De rechtbank heeft tevens in de strafoplegging rekening gehouden met het feit dat de redelijke termijn, als bedoeld in artikel 6 EVRM, is overschreden.
De toepasselijke wettelijke bepalingen
De op te leggen straf is gegrond op de artikelen 22c, 22d, 57 en 225 van het Wetboek van Strafrecht.
-verklaart wettig en overtuigend bewezen, dat de verdachte het ten laste gelegde, zoals hiervoor is omschreven, heeft begaan;
-verklaart dat het bewezenverklaarde de hiervoor vermelde strafbare feiten oplevert en dat de verdachte strafbaar is;
-veroordeelt de verdachte tot een taakstraf die zal bestaan uit een werkstraf voor de duur van 200 uren, en beveelt dat indien verdachte de taakstraf niet naar behoren heeft verricht, vervangende hechtenis voor de duur van 100 dagen zal worden toegepast;
-beveelt dat de tijd door de veroordeelde vóór de tenuitvoerlegging van deze uitspraak in verzekering doorgebracht, bij de uitvoering van de taakstraf geheel in mindering zal worden gebracht, naar de maatstaf van twee uren per dag.

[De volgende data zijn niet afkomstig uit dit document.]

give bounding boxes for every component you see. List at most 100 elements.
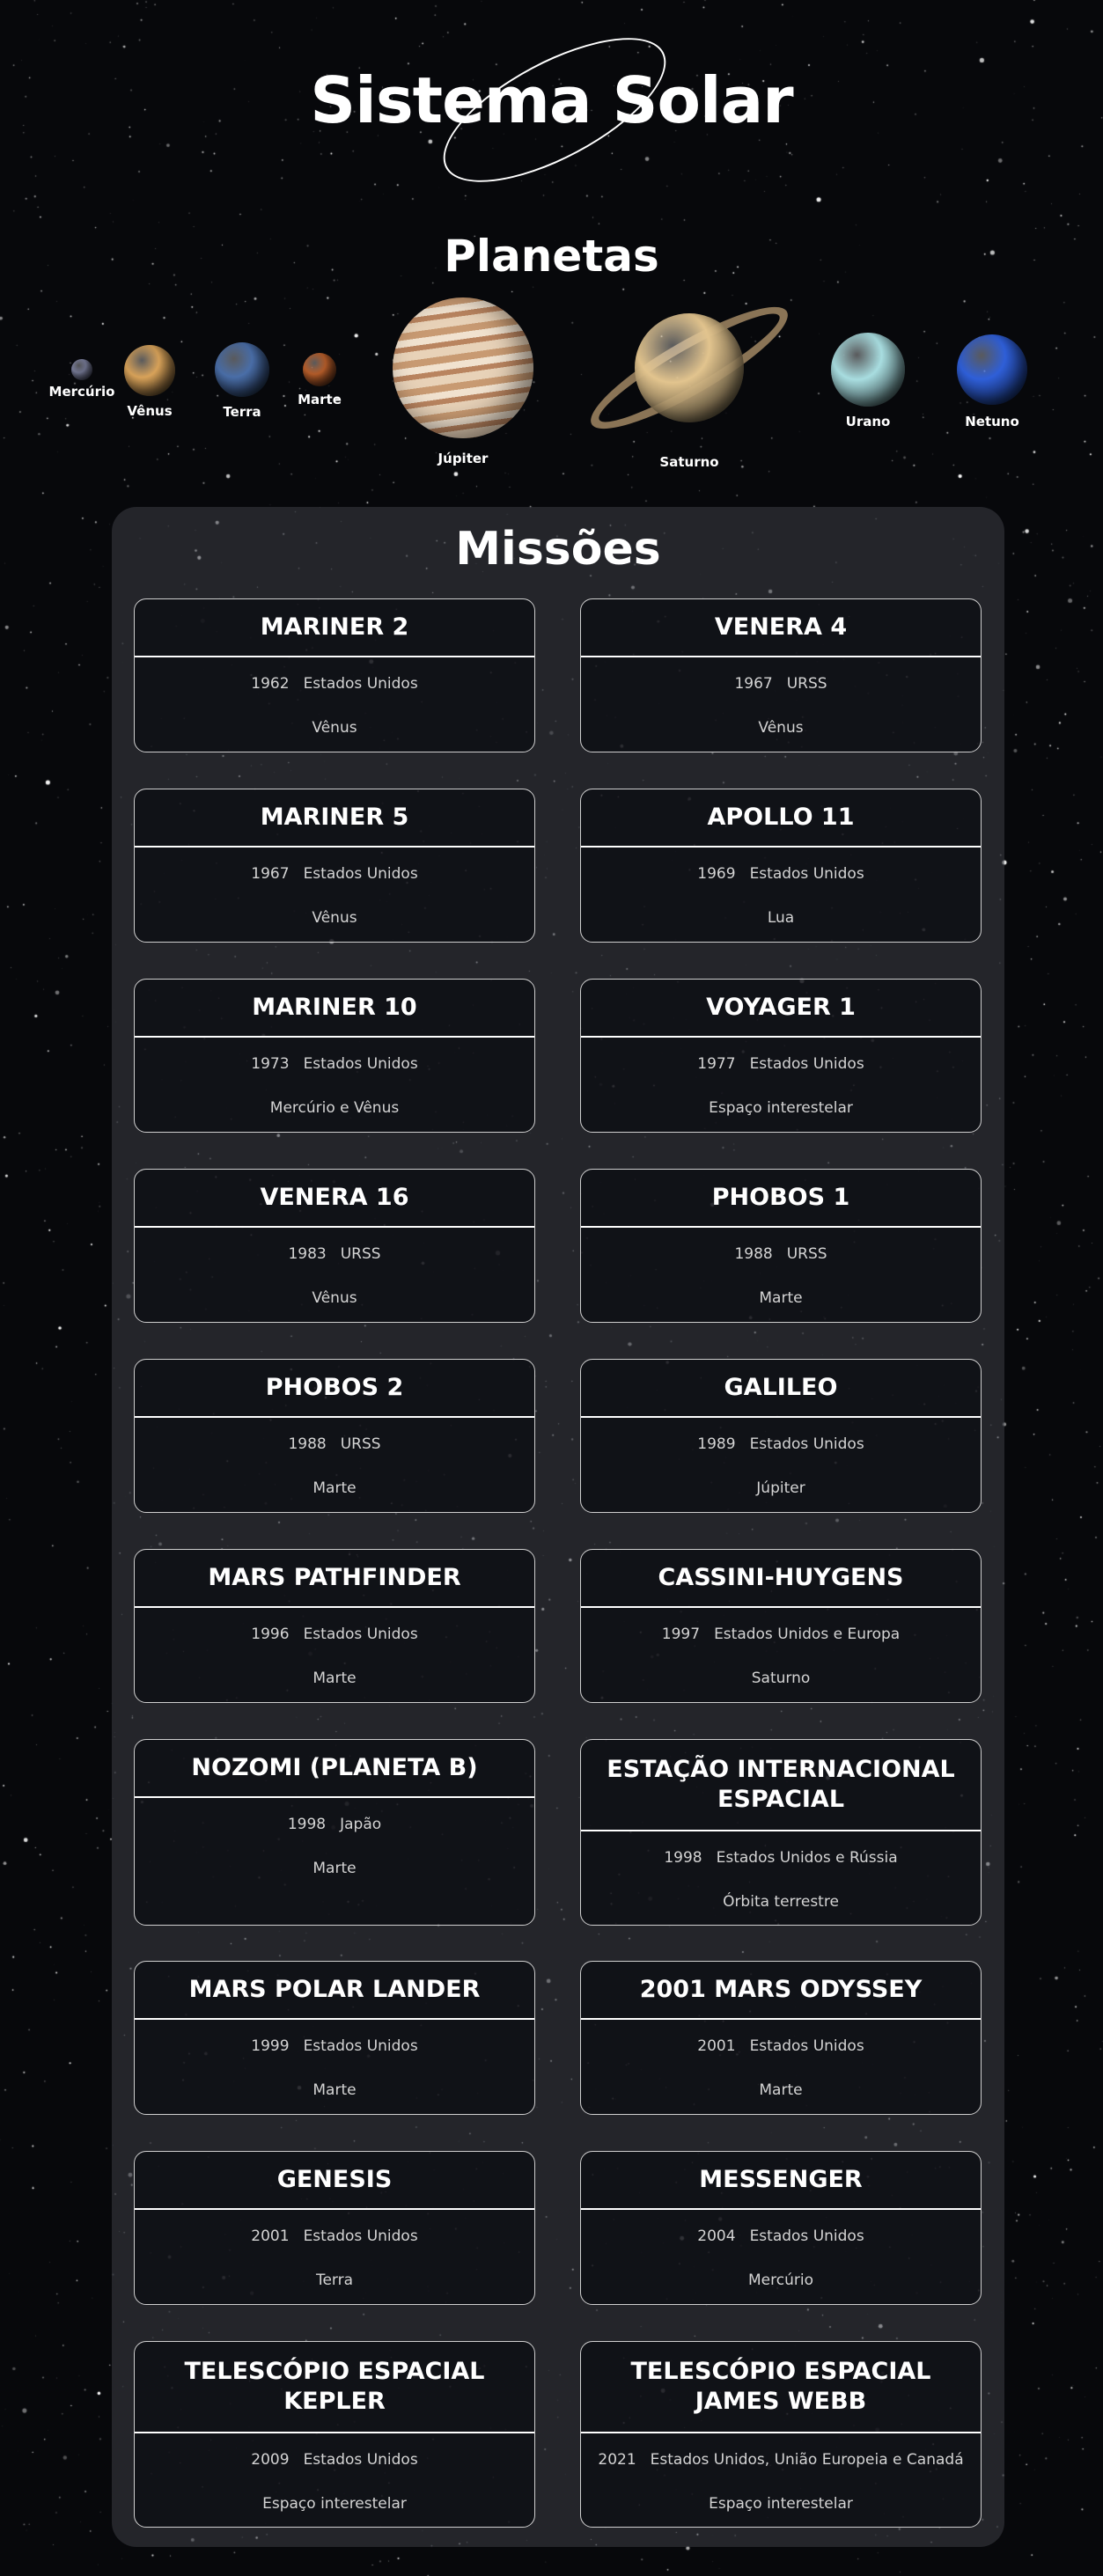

Dit vonnis is aldus gewezen door mr. Th.J.M. Oostdijk, voorzitter, mr. J. Wöretshofer en mr. Th.A.J.M. Provaas, rechters, in tegenwoordigheid van mr. E.M. Wijckerheld Bisdom, griffier, en uitgesproken ter openbare terechtzitting van deze rechtbank op 24 januari 2007.
RECHTBANK MAASTRICHT
Sector Strafrecht
Parketnummer: 03/095022-03
Proces-verbaal van het voorgevallene ter openbare terechtzitting van de enkelvoudige kamer van de rechtbank voornoemd van 24 januari 2007 in de zaak tegen:
[naam verdachte],
geboren te [geboortedatum en plaats verdachte],
wonende te [adres verdachte].
mr. , officier van justitie,
De rechter doet de zaak uitroepen.
De verdachte is in de zaal van de terechtzitting aanwezig.
De rechter spreekt het vonnis uit en geeft de verdachte kennis dat hij daartegen binnen 14 dagen hoger beroep kan instellen.
Waarvan proces-verbaal, vastgesteld en getekend door de rechter en de griffier.
Raadsman mr. R.J.A.F. Caris, advocaat te Maastricht.